Me: Well, I’m sorry I said it incorrectly, but there’s no need to have such a bad attitude about it. This is the first time I’ve seen your name. You have my assurance I will say it correctly from now on.
Me: (What I wanted to say) Seriously, everyone who has ever loved you was wrong.
Some other favorite names:
Chris-Xeil (pronounced Chrishell, like Michelle but with Chris at the beginning – naturally)
J’Rae-jaa’ (I don’t even think the poor girl knew how to pronounce this one. I heard her pronounce it at least two different ways to different people. Who can blame her? So much punctuation. Why?)
Aza’lea (Pronounced Ah-zhu-lay, not azalea, like the flower, which is how I said it, much to her dismay).
Satohn (Pronounced Sa-tawn. OK, so this was actually a four-year-old little boy at the daycare where I worked, but it is still one of my favorite names of all time. My question for the parents – why not go all the way and just name your baby Satan?)

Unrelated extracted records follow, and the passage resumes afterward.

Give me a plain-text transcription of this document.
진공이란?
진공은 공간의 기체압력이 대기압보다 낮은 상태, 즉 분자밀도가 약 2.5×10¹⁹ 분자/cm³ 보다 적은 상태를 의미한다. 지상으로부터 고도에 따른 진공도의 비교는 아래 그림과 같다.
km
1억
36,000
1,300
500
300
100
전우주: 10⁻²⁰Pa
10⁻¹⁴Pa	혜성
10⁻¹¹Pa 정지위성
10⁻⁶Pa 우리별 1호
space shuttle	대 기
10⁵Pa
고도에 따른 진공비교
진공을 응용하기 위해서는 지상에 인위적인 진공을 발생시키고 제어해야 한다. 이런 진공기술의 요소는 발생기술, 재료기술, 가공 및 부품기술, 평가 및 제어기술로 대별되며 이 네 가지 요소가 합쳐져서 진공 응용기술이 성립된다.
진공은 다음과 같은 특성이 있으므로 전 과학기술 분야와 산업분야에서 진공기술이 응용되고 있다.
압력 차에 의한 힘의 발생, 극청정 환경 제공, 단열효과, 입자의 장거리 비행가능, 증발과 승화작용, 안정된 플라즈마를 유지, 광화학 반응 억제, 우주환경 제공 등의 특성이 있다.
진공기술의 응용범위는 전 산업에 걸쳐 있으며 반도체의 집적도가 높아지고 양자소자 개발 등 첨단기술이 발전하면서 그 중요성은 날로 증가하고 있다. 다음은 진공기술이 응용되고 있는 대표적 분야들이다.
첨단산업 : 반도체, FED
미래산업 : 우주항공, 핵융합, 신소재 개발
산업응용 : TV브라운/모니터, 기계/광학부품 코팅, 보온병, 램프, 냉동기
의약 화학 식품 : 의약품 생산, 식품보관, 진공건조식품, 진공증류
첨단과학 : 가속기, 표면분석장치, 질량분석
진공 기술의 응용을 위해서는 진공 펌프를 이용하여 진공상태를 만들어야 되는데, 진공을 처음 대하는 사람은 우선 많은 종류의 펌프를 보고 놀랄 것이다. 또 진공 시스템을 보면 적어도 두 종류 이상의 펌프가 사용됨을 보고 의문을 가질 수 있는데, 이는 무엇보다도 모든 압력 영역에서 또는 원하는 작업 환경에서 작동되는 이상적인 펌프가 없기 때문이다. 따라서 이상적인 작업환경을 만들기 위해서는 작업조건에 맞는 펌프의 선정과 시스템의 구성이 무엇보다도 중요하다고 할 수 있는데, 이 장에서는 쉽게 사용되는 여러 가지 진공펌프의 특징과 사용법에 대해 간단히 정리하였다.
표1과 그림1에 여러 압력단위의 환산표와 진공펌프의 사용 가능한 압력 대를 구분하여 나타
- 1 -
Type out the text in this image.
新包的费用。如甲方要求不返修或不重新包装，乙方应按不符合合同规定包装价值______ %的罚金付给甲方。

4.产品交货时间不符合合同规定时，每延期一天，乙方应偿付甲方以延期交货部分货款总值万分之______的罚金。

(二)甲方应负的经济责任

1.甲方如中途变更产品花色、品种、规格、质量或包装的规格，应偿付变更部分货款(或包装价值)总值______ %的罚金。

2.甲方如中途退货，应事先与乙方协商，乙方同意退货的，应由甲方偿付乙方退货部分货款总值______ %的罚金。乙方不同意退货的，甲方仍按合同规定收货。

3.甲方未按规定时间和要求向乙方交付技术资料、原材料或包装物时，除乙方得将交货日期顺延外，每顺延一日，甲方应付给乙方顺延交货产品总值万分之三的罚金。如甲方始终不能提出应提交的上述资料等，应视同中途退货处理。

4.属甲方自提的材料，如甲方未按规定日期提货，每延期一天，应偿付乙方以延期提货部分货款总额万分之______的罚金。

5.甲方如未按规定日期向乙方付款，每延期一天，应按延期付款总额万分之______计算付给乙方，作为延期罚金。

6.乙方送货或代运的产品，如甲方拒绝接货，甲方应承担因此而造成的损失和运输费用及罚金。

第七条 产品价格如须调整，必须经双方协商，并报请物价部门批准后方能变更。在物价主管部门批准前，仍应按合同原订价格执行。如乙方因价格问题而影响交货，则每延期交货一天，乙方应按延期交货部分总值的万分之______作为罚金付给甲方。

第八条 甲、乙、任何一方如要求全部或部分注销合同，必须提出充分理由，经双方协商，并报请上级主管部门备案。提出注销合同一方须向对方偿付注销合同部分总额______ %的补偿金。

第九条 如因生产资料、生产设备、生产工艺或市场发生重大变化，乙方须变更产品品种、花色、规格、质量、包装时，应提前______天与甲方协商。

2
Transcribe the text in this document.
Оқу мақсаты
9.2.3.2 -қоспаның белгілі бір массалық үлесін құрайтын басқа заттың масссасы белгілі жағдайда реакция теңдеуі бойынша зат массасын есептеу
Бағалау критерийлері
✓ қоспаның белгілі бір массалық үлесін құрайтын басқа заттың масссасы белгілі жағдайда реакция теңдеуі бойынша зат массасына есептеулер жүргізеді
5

Sugar Dick – A colleague of mine had this student – this was her given first and last name. A Google search reveals some. . . horrifying things, but also the fact that this name combination is more common than I want to believe. The only possible justification for this is if the baby was born with a birthmark in the shape of a tiny g-string with dollar bills sticking out of it. The parents would then figure, “Well, it’s obviously her destiny to be a stripper, so we’d better equip her with the best stripper name possible. That way she can be the best darn stripper in the whole wide world!” I imagine her childhood was a lot like this little girl’s, whose parents actually dressed her up like Julia Roberts playing a prostitute in Pretty Woman.
The majority of my students are completely understanding, normal, rational humans, but for me and my unending levels of anxiety, teaching is like walking through a field where I know for sure a land-mine has been buried (because there’s usually at least one Cray Charles in the bunch). I anticipate it, I wait for it, I dwell on it. I mean, if some of them are willing to expend so much energy becoming angry over a simple mistake in name pronunciation, just imagine what they will do to me when I turn into Teacher-Rex and bite them in their faces.